Ventisette anni fa: il 9 novembre 1989 cadeva il Muro di Berlino. Fu uno dei principali eventi storici che segnò il Novecento e ne seguì caduta dei regimi comunisti.
Venne costruito nel 1961 per fermare il passaggio di berlinesi dell’Est verso l’Ovest, attratti dalle migliori condizioni di vita che c’erano dall’altra parte.
Berlino Ovest era una sorta di enclave occidentale dentro la Ddr, la Repubblica Democratica Tedesca, Stato sotto l’area di influenza sovietica. In quella notte, dopo 28 anni, il simbolo della divisione del mondo in due blocchi contrapposti era stato abbattuto per sempre. L’evento aprì la strada alla riunificazione delle due Germanie, processo che si chiuse formalmente il 3 ottobre 1990.
Quale eredità ci ha lasciato il Muro di Berlino?
Quasi 160 chilometri di cemento e filo spinato, posti di guardia con cecchini armati, bunker e quella “striscia della morte”, dove tra il 1961 e il 1989 oltre 130 persone rimasero uccise mentre cercavano di fuggire verso ovest. Questo è stato anche il Muro. E i suoi equlibri geopolitici ne sono usciti ridisegnati. Ne seguì una espansione dell’Occidente verso l’Oriente: molti di quegli stati satelliti controllati da regimi comunisti e fedeli all’Unione Sovietica entreranno nell’Unione Europea e nella Nato, l’Alleanza del patto atlantico. La Germania ha dovuto avviare un doppio processo di integrazione: uno interno, con il risanamento economico delle regioni ex Ddr e il loro inserimento in una più ampia Germania filo-occidentale. E uno esterno, legato all’Ue. Il primo riesce con duri sacrifici e molte rinunce; il secondo, riesce in parte. La Germania diventa il locomotore del Vecchio Continente, spesso imponendo la sua linea agli altri Paesi soprattutto sul fronte economico. E per questo attirandosi le antipatie degli altri paesi dell’Unione Europea. Il muro di Berlino non è stato un caso isolato. Oggi ne abbiamo altri, di muri. Serviranno?

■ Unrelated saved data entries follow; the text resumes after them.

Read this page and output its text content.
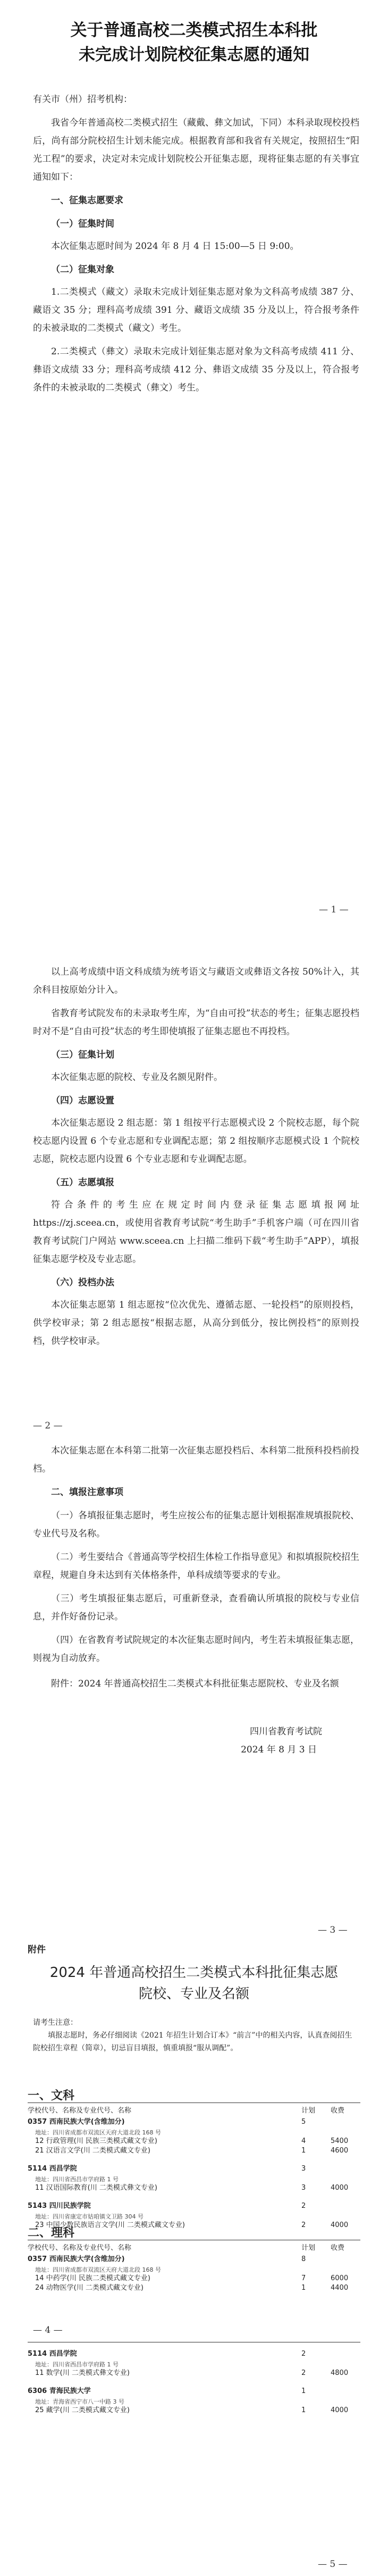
关于普通高校二类模式招生本科批

未完成计划院校征集志愿的通知

有关市（州）招考机构：

我省今年普通高校二类模式招生（藏戴、彝文加试，下同）本科录取现校投档后，尚有部分院校招生计划未能完成。根据教育部和我省有关规定，按照招生“阳光工程”的要求，决定对未完成计划院校公开征集志愿，现将征集志愿的有关事宜通知如下：

一、征集志愿要求

（一）征集时间

本次征集志愿时间为 2024 年 8 月 4 日 15:00—5 日 9:00。

（二）征集对象

1.二类模式（藏文）录取未完成计划征集志愿对象为文科高考成绩 387 分、藏语文 35 分；理科高考成绩 391 分、藏语文成绩 35 分及以上，符合报考条件的未被录取的二类模式（藏文）考生。

2.二类模式（彝文）录取未完成计划征集志愿对象为文科高考成绩 411 分、彝语文成绩 33 分；理科高考成绩 412 分、彝语文成绩 35 分及以上，符合报考条件的未被录取的二类模式（彝文）考生。

— 1 —

以上高考成绩中语文科成绩为统考语文与藏语文或彝语文各按 50%计入，其余科目按原始分计入。

省教育考试院发布的未录取考生库，为“自由可投”状态的考生；征集志愿投档时对不是“自由可投”状态的考生即使填报了征集志愿也不再投档。

（三）征集计划

本次征集志愿的院校、专业及名额见附件。

（四）志愿设置

本次征集志愿设 2 组志愿：第 1 组按平行志愿模式设 2 个院校志愿，每个院校志愿内设置 6 个专业志愿和专业调配志愿；第 2 组按顺序志愿模式设 1 个院校志愿，院校志愿内设置 6 个专业志愿和专业调配志愿。

（五）志愿填报

符合条件的考生应在规定时间内登录征集志愿填报网址 https://zj.sceea.cn，或使用省教育考试院“考生助手”手机客户端（可在四川省教育考试院门户网站 www.sceea.cn 上扫描二维码下载“考生助手”APP），填报征集志愿学校及专业志愿。

（六）投档办法

本次征集志愿第 1 组志愿按“位次优先、遵循志愿、一轮投档”的原则投档，供学校审录；第 2 组志愿按“根据志愿，从高分到低分，按比例投档”的原则投档，供学校审录。

— 2 —

本次征集志愿在本科第二批第一次征集志愿投档后、本科第二批预科投档前投档。

二、填报注意事项

（一）各填报征集志愿时，考生应按公布的征集志愿计划根据准规填报院校、专业代号及名称。

（二）考生要结合《普通高等学校招生体检工作指导意见》和拟填报院校招生章程，规避自身未达到有关体格条件，单科成绩等要求的专业。

（三）考生填报征集志愿后，可重新登录，查看确认所填报的院校与专业信息，并作好备份记录。

（四）在省教育考试院规定的本次征集志愿时间内，考生若未填报征集志愿，则视为自动放弃。

附件：2024 年普通高校招生二类模式本科批征集志愿院校、专业及名额

四川省教育考试院

2024 年 8 月 3 日

— 3 —
附件
2024 年普通高校招生二类模式本科批征集志愿
院校、专业及名额
请考生注意：
填报志愿时，务必仔细阅读《2021 年招生计划合订本》“前言”中的相关内容，认真查阅招生院校招生章程（简章），切忌盲目填报，慎重填报“服从调配”。
一、文科
学校代号、名称及专业代号、名称	计划 收费
0357 西南民族大学(含维加分)	5
地址：四川省成都市双流区天府大道北段 168 号
12 行政管理(川 民族三类模式藏文专业)	4	5400
21 汉语言文学(川 二类模式藏文专业)	1	4600
5114 西昌学院	3
地址：四川省西昌市学府路 1 号
11 汉语国际教育(川 二类模式彝文专业)	3	4000
5143 四川民族学院	2
地址：四川省康定市姑咱镇文卫路 304 号
23 中国少数民族语言文学(川 二类模式藏文专业)	2	4000
二、理科
学校代号、名称及专业代号、名称	计划 收费
0357 西南民族大学(含维加分)	8
地址：四川省成都市双流区天府大道北段 168 号
14 中药学(川 民族二类模式藏文专业)	7	6000
24 动物医学(川 二类模式藏文专业)	1	4400
— 4 —
5114 西昌学院	2
地址：四川省西昌市学府路 1 号
11 数学(川 二类模式彝文专业)	2	4800
6306 青海民族大学	1
地址：青海省西宁市八一中路 3 号
25 藏学(川 二类模式藏文专业)	1	4000
— 5 —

I nuovi muri anti-migranti in Europa
L’Ungheria oggi è una delle principali frontiere su cui i profughi asiatici e africani premono per entrare in Europa. Da qui la decisione di alzare un muro: 175 chilometri ai confini con la Serbia, terra di transito dei disperati che vogliono raggiungere l’Unione europea. «Proteggere un Paese è del tutto legale, ma farlo in questo modo rischia di creare tensioni con i vicini» dice Matteo Villa, ricercatore dell’Ispi, l’Istituto per gli studi di politica internazionale di Milano. «Belgrado si ritroverà nel proprio territorio persone senza documenti, che non riescono a entrare in Ungheria».
Anche la Bulgaria ha costruito una barriera antimigranti ai confini con la Turchia. Da una parte c’è l’area di Bruxelles, dall’altra un grande Paese islamico. «Un muro sembra la soluzione più ovvia, perché riduce gli ingressi illegali. Ma il problema dell’immigrazione in Europa non si risolve con il filo spinato: l’effetto è che i flussi di persone si spostano verso altre nazioni» commenta Gianluca Pastori, docente di Storia delle relazioni politiche tra il Nord America e l’Europa all’università Cattolica di Milano.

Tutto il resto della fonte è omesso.